Over the years, the mantra of learning professionals and their ubiquitous advisors has been: “Get a seat at the table.” The “table” may be a committee, council, working team, cadre or executive board. The scope of responsibility can range from company governance to strategy, marketing to business intelligence. And there is no end to the creative approaches that companies use to achieve cross-functional management and ensure broad leadership involvement.
However, a seat at the table may not be all it’s cracked up to be. Here are seven considerations learning leaders should take into account as they seek to join tables.

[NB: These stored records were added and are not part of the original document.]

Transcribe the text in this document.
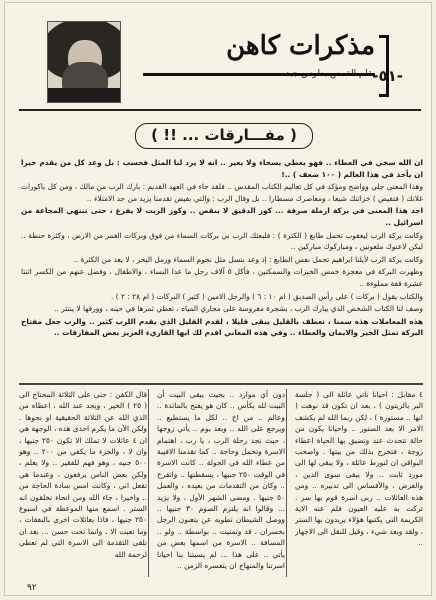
مذكرات كاهن
-٥١-
( مفـــارقات ... !! )

ان الله سخي في العطاء .. فهو يعطي بسخاء ولا يعير .. انه لا يرد لنا المثل فحسب : بل وعد كل من يقدم خيرا ان يأخذ في هذا العالم ( ١٠٠ ضعف ) ..!

وهذا المعنى جلي وواضح ومؤكد في كل تعاليم الكتاب المقدس .. فلقد جاء في العهد القديم : بارك الرب من مالك ، ومن كل باكورات غلاتك ( فتفيض ) خزائنك شبعا ، ومعاصرك مسطارا .. بل وقال الرب : والتي بفيض تقدمنا يزيد من حد الامتلاء ..

اجد هذا المعنى في بركة ارملة صرفة ... كوز الدقيق لا ينقص .. وكوز الزيت لا يفرغ ، حتى تنتهي المجاعة من اسرائيل ..

وكانت بركة الرب ليعقوب تحمل طابع ( الكثرة ) : فلبعثك الرب بي بركات السماء من فوق وبركات الغمر من الارض ، وكثرة حنطة .. ليكن لاعنوك ملعونين ، ومباركوك مباركين ..

وكانت بركة الرب لأيلنا ابراهيم تحمل نفس الطابع : إذ وعد بنسل مثل نجوم السماء ورمل البحر ، لا يعد من الكثرة ..

وظهرت البركة في معجزة خمس الخبزات والسمكتين ، فأكل ٥ آلاف رجل ما عدا النساء ، والاطفال ، وفضل عنهم من الكسر اثنتا عشرة قفة مملوءة ..

والكتاب يقول ( بركات ) على رأس الصديق ( ام ١٠ : ٦ ) والرجل الامين ( كثير ) البركات ( ام ٢٨ : ٢ ) .

وصف لنا الكتاب الشخص الذي يبارك الرب ، بشجرة مغروسة على مجاري المياه ، تعطي ثمرها في حينه ، وورقها لا ينتثر ..

هذه المعاملات هذه سمنا ، تعطف بالقليل يبقى قليلا ، لقدم القليل الذي يقدم اللرب كثير .. والرب جعل مفتاح البركة تمثل الخير والايمان والعطاء .. وفي هذه المعاني اقدم لك ايها القاريء العزيز بعض المفارقات ..

٤ مقابل : احيانا تاتي عائلة الى ( جلسة البر بالزيتون ) ، بعد ان تكون قد نوهت ( انها .. مستورة ) ، لكن ربما الله لم يكشف الامر الا بعد الستور .. واحيانا يكون من حالة تتحدث عند وتضيق بها الحياة اعطاء زوجة ، فتخرج بذلك من بيتها . واصحب البواقي ان لتورط عائلة ، ولا يبقى لها الى مورد ثابت .. ولا يبقى سوى الدين ، والعرض ، والأقساس الى تدبيره .. ومن هذه العائلات .. ربى اسرة قوم بها سر . تركت به عليه العيون فلم عنه الاية الكريمة التي يكتبها هؤلاء يريدون بها الستر ، ولقد وبعد شيء ، وقيل للنقل الى الاجهار ..
دون أي موارد .. بحيث يبقى البيت أن البيت لله بكأس .. كان هو يفتح بالمائدة .. وعالم .. من اخ .. لكل ما يستطيع .. ويرجع على الله .. وبعد يوم .. يأتي زوجها ، حيث نجد رحلة الرب ، يا رب ، اهتمام الاسرة وتحمل وحاجة .. كما تقدمنا الافيبة من عطاء الله في الجولة .. كانت الاسرة في الوقت ٢٥٠ جنيها ، يسقطتها .. واتفرح .. وكان من التقدمات من بعيده ، والعمل ٥٠ جنيها . ومضى الشهر الأول ، ولا يزيد ... وقالوا انه يلتزم الصوم ٣٠ جنيها .. ووصل الشيطان تطويه عن يتعنون الرجل بخسران ، قد وتمنيت .. بواسطة .. ولو .. المسافة .. الاسرة من اسمها بعض من يأتي .. على هذا ... لم يسبتنا بنا احيانا اسرتنا والمنهاج ان يتعسره الزمن ..
قال الكفن : حتى على الثلاثة المحتاج الى ( ٢٥ ) الخير ، ويجد عند الله ، اعطاه من الذي الله عن الثلاثة الحقيقية او نحوها . ولكن الآن ما يكرم احدى هذه ، الوجهة هي ان ٤ عائلات لا تملك الا تكون ٢٥٠ جنيها ، وان لا ، والجزء ما يكفي من ٢٠٠ .. وهو ٥٠٠ جنيه ، وهو فهم للفقير .. ولا يعلم ، ولكن بعض الناس يرفعون ، وعندما هي تفعل اني ، وكانت امس سادة الحاجة من .. واخيرا ، جاء الله ومن انحاء نخلقون انه الستر . اسمع منها الموعظة في اسبوع ٢٥٠ جنيها ، فاذا بعائلات اخرى بالنفقات ، وما تعبت الا ، وانما تحت حسن ... بعد ان نلقى التقدمة الى الاسرة التي لم تعطي لرحمة الله
٩٢
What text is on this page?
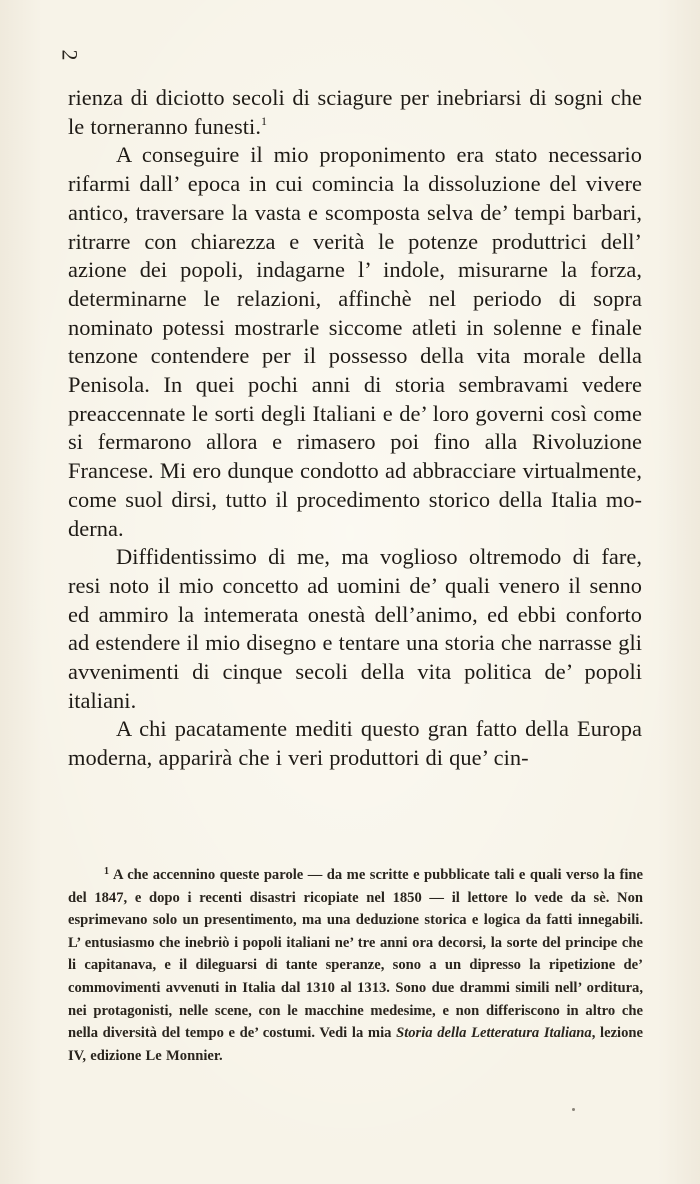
2

rienza di diciotto secoli di sciagure per inebriarsi di sogni che le torneranno funesti.$^1$

A conseguire il mio proponimento era stato necessario rifarmi dall’ epoca in cui comincia la dissoluzione del vivere antico, traversare la vasta e scomposta selva de’ tempi barbari, ritrarre con chiarezza e verità le potenze produttrici dell’ azione dei popoli, indagarne l’ indole, misurarne la forza, determinarne le relazioni, affinchè nel periodo di sopra nominato potessi mostrarle siccome atleti in solenne e finale tenzone contendere per il possesso della vita morale della Penisola. In quei pochi anni di storia sembravami vedere preaccennate le sorti degli Italiani e de’ loro governi così come si fermarono allora e rimasero poi fino alla Rivoluzione Francese. Mi ero dunque condotto ad abbracciare virtualmente, come suol dirsi, tutto il procedimento storico della Italia moderna.

Diffidentissimo di me, ma voglioso oltremodo di fare, resi noto il mio concetto ad uomini de’ quali venero il senno ed ammiro la intemerata onestà dell’animo, ed ebbi conforto ad estendere il mio disegno e tentare una storia che narrasse gli avvenimenti di cinque secoli della vita politica de’ popoli italiani.

A chi pacatamente mediti questo gran fatto della Europa moderna, apparirà che i veri produttori di que’ cin-

$^1$ A che accennino queste parole — da me scritte e pubblicate tali e quali verso la fine del 1847, e dopo i recenti disastri ricopiate nel 1850 — il lettore lo vede da sè. Non esprimevano solo un presentimento, ma una deduzione storica e logica da fatti innegabili. L’ entusiasmo che inebriò i popoli italiani ne’ tre anni ora decorsi, la sorte del principe che li capitanava, e il dileguarsi di tante speranze, sono a un dipresso la ripetizione de’ commovimenti avvenuti in Italia dal 1310 al 1313. Sono due drammi simili nell’ orditura, nei protagonisti, nelle scene, con le macchine medesime, e non differiscono in altro che nella diversità del tempo e de’ costumi. Vedi la mia Storia della Letteratura Italiana, lezione IV, edizione Le Monnier.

1. Strategic direction for learning and development is derived, formulated and discussed in leadership networks and through relationships with other managers in the organization. When CLOs become more concerned about getting a seat at the table and less concerned about building multiple networks and trusting relationships throughout the company, learning strategy may be in trouble.
2. Taking a cue from the popular comic strip “Dilbert,” CLOs should recognize that participating in some tables is not the most productive use of their time. There are many groups in which the strategic content is arcane and not directly related to human capital strategy. There are not always pearls of wisdom or strategic epiphanies that will impact the learning organization’s strategy.
3. Having a seat at the table may mean that learning becomes the default solution for every glitch in business performance. Leaders can become too narrowly focused on training as the end solution and not look to other potential issues, such as lack of critical talent, low process integrity or poor management.
4. If the CLO has a seat at the table, the learning organization had better be performing very well — and not only on current needs, but on anticipated ones. Anticipatory achievement is much preferred to serving as the sitting duck for discussions about ineffective performance management.
5. CLOs must be prepared for crazy ideas and perspectives that can arise at the table. These ideas run the gamut from a strategic redirection of resources — i.e., “Do you really need all your funding?” — to more tactical concerns regarding the use of blue tape in the training center. The good news here is the involvement of business leaders in the learning space; the bad news here is the involvement of business leaders in the learning space.
6. There is some advantage to being absent from a table in that it may provide the strategic freedom needed to drive learning without the encumbrance of narrow business or HR rules. That said, there is a right time for this behavior and a not-so-right time. Use this at your own risk.
7. There is one table at which the CLO must have a seat — and a good seat at that. Regardless of how the learning function is structured in relationship to talent and HR, any table focused on talent management and human capital should be led or co-chaired by the CLO.
Each CLO will need to define which tables are right to participate in. But it is important to remember that “a seat” is less important than the overall set of behaviors and actions required to serve effectively as the company’s most senior learning leader. Serving as the focal point or hub of an enterprisewide learning and development network is the more important goal.